The Wildlife Society, 18th Annual Conference, 05-10 November 2011, Waikoloa, Hawaii
Stacie Robinson, Mike Samuel, Davin Lopez, and Paul Shelton
“Chronic Wasting Disease (CWD) is an important management concern for Wisconsin’s white-tailed deer population; understanding animal movement and dispersal is crucial to disease surveillance and controlling spread of infection. Though CWD was recently discovered in the Midwest, it has likely been present for decades, and appears to be increasing in prevalence and distribution. Landscape genetics offers powerful tools to examine population connectivity, and thus potential disease connectivity, on a landscape scale.

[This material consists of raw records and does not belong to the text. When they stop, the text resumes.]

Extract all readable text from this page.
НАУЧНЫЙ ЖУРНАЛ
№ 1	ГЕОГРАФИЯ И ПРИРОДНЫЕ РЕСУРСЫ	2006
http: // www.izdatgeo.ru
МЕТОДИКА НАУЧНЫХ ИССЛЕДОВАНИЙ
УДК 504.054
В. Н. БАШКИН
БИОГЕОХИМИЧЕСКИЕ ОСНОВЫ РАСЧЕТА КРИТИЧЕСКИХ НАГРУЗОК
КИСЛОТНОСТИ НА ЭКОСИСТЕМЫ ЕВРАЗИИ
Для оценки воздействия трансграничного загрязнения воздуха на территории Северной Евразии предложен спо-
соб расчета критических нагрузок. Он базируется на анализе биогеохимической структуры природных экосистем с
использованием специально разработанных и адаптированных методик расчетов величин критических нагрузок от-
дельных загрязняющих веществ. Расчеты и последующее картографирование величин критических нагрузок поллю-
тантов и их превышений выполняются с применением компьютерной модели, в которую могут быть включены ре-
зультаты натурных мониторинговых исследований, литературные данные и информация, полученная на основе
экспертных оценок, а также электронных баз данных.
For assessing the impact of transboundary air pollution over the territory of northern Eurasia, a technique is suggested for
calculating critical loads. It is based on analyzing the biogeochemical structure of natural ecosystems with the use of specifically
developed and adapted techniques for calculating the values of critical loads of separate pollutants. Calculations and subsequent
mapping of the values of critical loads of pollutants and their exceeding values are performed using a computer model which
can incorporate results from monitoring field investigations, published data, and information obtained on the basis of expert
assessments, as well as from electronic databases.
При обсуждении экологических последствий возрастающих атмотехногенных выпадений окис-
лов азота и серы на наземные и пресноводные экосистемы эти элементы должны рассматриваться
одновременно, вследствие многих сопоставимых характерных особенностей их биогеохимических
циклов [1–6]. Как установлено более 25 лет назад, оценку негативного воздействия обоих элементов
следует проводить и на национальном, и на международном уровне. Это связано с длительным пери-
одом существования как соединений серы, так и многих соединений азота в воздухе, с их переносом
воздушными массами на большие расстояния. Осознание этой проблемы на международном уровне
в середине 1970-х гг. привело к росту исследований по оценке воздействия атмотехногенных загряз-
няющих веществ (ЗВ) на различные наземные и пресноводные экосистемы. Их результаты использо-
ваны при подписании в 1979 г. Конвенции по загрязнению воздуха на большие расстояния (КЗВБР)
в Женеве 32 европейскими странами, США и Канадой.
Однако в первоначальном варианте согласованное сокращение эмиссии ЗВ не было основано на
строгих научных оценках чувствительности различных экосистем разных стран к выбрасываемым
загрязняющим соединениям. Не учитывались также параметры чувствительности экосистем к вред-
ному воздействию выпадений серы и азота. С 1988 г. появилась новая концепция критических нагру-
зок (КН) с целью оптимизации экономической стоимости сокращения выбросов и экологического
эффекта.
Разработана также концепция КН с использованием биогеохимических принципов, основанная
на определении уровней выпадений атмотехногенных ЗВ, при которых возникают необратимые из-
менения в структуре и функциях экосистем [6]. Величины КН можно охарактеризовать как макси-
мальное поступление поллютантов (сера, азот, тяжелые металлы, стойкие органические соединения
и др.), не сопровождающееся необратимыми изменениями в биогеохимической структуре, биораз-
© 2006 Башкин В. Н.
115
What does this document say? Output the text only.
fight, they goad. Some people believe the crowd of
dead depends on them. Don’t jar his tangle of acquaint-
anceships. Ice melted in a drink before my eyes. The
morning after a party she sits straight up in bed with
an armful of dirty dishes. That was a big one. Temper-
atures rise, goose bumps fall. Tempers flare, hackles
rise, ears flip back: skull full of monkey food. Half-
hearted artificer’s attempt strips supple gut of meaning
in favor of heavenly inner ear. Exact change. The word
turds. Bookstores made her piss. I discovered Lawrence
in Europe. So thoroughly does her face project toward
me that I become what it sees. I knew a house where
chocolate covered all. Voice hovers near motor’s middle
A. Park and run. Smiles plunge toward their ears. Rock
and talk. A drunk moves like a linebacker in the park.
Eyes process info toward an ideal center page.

However, it is challenging to detect dispersal patterns and population contact rates for white-tailed deer, adaptable habitat generalists able to traverse varied landscapes. We used landscape genetics, recently developed multivariate and spatial statistics, to describe population structure of deer relative to CWD outbreaks. Our study spanned S Wisconsin and N Illinois, including two distinct disease foci in the eastern and western sides of the area. Using a spatial principle components analysis (SPCA), we detected biologically based genetic gradients. Factor scores from the SPCA were mapped in ArcGIS to visualize genetic variation across the landscape and used in a geographically weighted regression to explain ecological factors shaping connectivity between populations. Sharp contours, showing more rapid genetic differentiation between neighboring populations, coincided with major highway corridors, and the rate of genetic change across the landscape was most dramatic in the fragmented plains ecosystem around the eastern CWD core. Higher connectivity around the western CWD core suggesting dispersal follows more of a diffusion process through the continuously forested deer habitat in this ecosystem. Our research indicated that farther reaching and less predictable movement of the disease is likely from the eastern CWD core. Our findings, suggest that CWD monitoring and potential control strategies should be tailored to the specific levels of population connectivity and potential movement around each outbreak.”